Seshadri Ramkumar, Texas Tech University, USA
As part of reviving manufacturing, Walmart advocates for developing talent and technology.
Speaking recently to a standing room only audience at the 2017 international conference of the American Association of Textile Chemists and Colorists (AATCC) in Wilmington, NC, Joe Quinn, Senior Director of Public Affairs at Walmart presented a case for growing talent and new technologies to drive growth in manufacturing and economy.
Talent gap worries companies such as Walmart. Companies are supporting domestic manufacturing, which is having an improved image these days as clean, well paid and cutting edge. As long as it is economical and of good quality, leading companies will go for domestic manufacturing and suppliers. Quinn highlighted an example of how Walmart worked with Statesville-based Homestar, the furniture manufacturer, in delivering high quality office furniture, which is the most preferred item among college students.

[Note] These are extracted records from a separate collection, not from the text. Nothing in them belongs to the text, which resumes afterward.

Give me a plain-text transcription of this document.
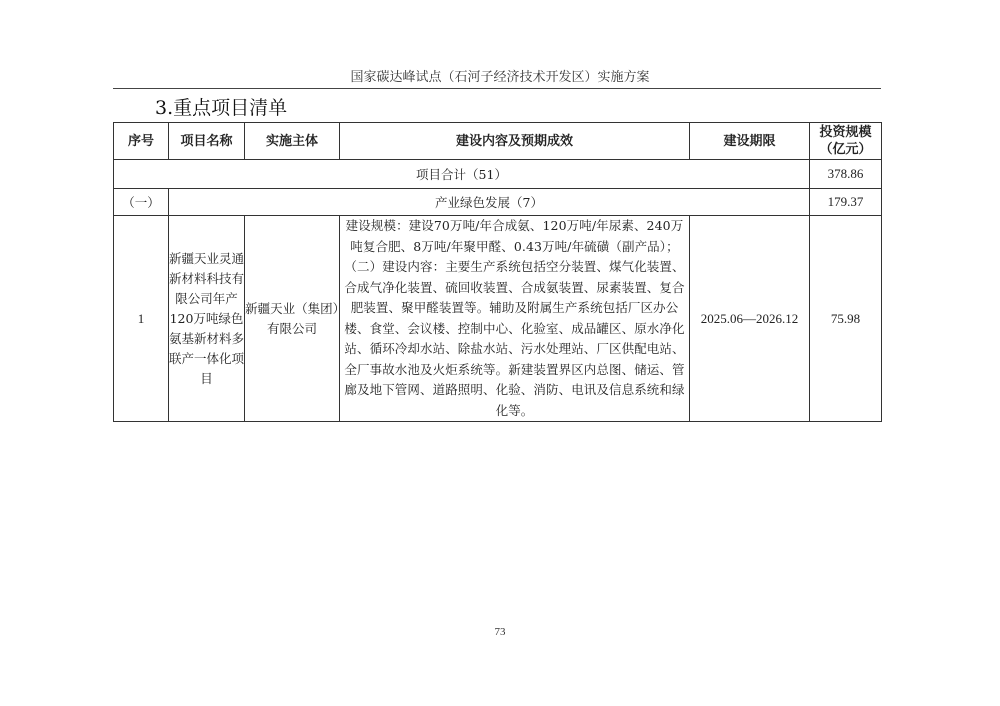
国家碳达峰试点（石河子经济技术开发区）实施方案
3.重点项目清单
序号	项目名称	实施主体	建设内容及预期成效	建设期限	投资规模（亿元）
项目合计（51）					378.86
（一）	产业绿色发展（7）				179.37
1	新疆天业灵通新材料科技有限公司年产120万吨绿色氨基新材料多联产一体化项目	新疆天业（集团）有限公司	建设规模：建设70万吨/年合成氨、120万吨/年尿素、240万吨复合肥、8万吨/年聚甲醛、0.43万吨/年硫磺（副产品）；（二）建设内容：主要生产系统包括空分装置、煤气化装置、合成气净化装置、硫回收装置、合成氨装置、尿素装置、复合肥装置、聚甲醛装置等。辅助及附属生产系统包括厂区办公楼、食堂、会议楼、控制中心、化验室、成品罐区、原水净化站、循环冷却水站、除盐水站、污水处理站、厂区供配电站、全厂事故水池及火炬系统等。新建装置界区内总图、储运、管廊及地下管网、道路照明、化验、消防、电讯及信息系统和绿化等。	2025.06—2026.12	75.98
73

Walmart, which started in 1962, is the world’s largest retain store with 5300 retail shops, which constantly adapts to new technologies as evidenced with their grocery pick-up program. Companies are seriously looking into procuring products domestically diverting from China, although there are some challenges to do that. Quinn gave some advice on how to shift business from China such as locating locally made goods, increasing access to finance for small businesses, improving talented labor pool, to name a few.
Quinn’s closing statement that may be music to domestic manufacturers is that “we are in good place with talented young people and new technologies.”
Growing young people with interest in manufacturing and developing new technologies are important to grow diversified economies.